Singapour paie ses citoyens pour qu'ils lisent des livres et lâchent un peu leur téléphone
La riche cité-État vient de lancer un programme de soutien à la lecture. Elle rémunère désormais ses habitants en monnaie virtuelle, pour chaque période de quinze minutes passée avec un bon roman..
Singapour est une cité-État d’Asie du Sud-Est, dirigée par un gouvernement autoritaire, avec une population de 5,9 millions d’habitants en 2023. Le pays est souvent cité pour son modèle économique performant, mais aussi pour son contrôle strict des libertés individuelles, notamment dans l’accès à internet. Les autorités locales, représentées par le National Arts Council (Conseil national des arts), cherchent à encourager la lecture pour contrer l’influence croissante des réseaux sociaux et des écrans sur la population. Cette mesure s’inscrit dans une stratégie plus large visant à réduire le temps passé sur les écrans, estimé à 7 heures par jour en moyenne pour les adultes singapouriens, selon des études locales.
Le gouvernement singapourien a lancé un programme pilote appelé Read & Ride (Lire et Rouler), qui récompense financièrement les citoyens pour leur engagement dans la lecture. Les participants reçoivent des Singapore Dollars (SGD) pour chaque livre lu et évalué sur une plateforme dédiée. Le montant alloué varie entre 1 et 5 SGD (soit environ 0,70 à 3,50 €) par livre, selon la complexité de l’ouvrage. Par exemple, un roman classique peut rapporter 3 SGD, tandis qu’un essai spécialisé peut atteindre 5 SGD. Ce programme cible particulièrement les jeunes adultes, souvent les plus exposés aux écrans, et vise à leur offrir une alternative lucrative à l’utilisation passive des réseaux sociaux.
Le National Arts Council justifie cette initiative par plusieurs objectifs. D’abord, il s’agit de réduire le temps passé sur les écrans, estimé à 7 heures par jour en moyenne pour les adultes singapouriens, selon des études locales. Ensuite, le gouvernement souhaite promouvoir la lecture comme outil de développement personnel et de cohésion sociale, en encourageant les échanges autour des livres lus. Enfin, cette mesure s’inscrit dans une volonté plus large de stimuler l’industrie du livre locale, en soutenant les auteurs et les librairies. Le programme est limité à une durée de 6 mois, avec un budget total de 1 million de SGD (environ 700 000 €), et s’adresse à 10 000 participants sélectionnés aléatoirement.
Cette initiative a suscité des réactions mitigées parmi la population.
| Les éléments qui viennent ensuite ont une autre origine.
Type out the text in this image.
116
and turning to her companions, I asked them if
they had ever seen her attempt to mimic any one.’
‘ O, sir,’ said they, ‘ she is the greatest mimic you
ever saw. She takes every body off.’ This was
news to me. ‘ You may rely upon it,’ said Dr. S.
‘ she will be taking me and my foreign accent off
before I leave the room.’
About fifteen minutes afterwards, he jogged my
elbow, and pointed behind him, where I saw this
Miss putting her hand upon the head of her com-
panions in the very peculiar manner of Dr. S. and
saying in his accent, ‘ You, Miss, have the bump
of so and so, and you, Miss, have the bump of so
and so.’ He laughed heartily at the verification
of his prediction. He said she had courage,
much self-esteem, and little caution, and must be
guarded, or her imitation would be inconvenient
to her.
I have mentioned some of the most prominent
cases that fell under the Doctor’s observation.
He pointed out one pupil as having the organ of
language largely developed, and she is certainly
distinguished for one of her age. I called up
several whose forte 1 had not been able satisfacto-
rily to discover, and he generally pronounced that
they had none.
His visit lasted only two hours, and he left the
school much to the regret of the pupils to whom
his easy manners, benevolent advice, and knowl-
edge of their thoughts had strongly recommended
Certains citoyens saluent l’idée de valoriser la lecture, surtout dans un contexte où les écrans dominent le quotidien. D’autres, en revanche, critiquent le programme, le jugeant artificiel ou inefficace à long terme. Des voix s’élèvent pour souligner que la rémunération pourrait être perçue comme une incitation à lire *par obligation*, plutôt que par plaisir. Par ailleurs, des questions se posent sur l’impact réel de cette mesure : les participants pourraient-ils maintenir leur engagement une fois le programme terminé ? Enfin, certains observateurs s’interrogent sur la durabilité d’une telle politique, alors que le gouvernement singapourien reste connu pour son approche autoritaire dans d’autres domaines.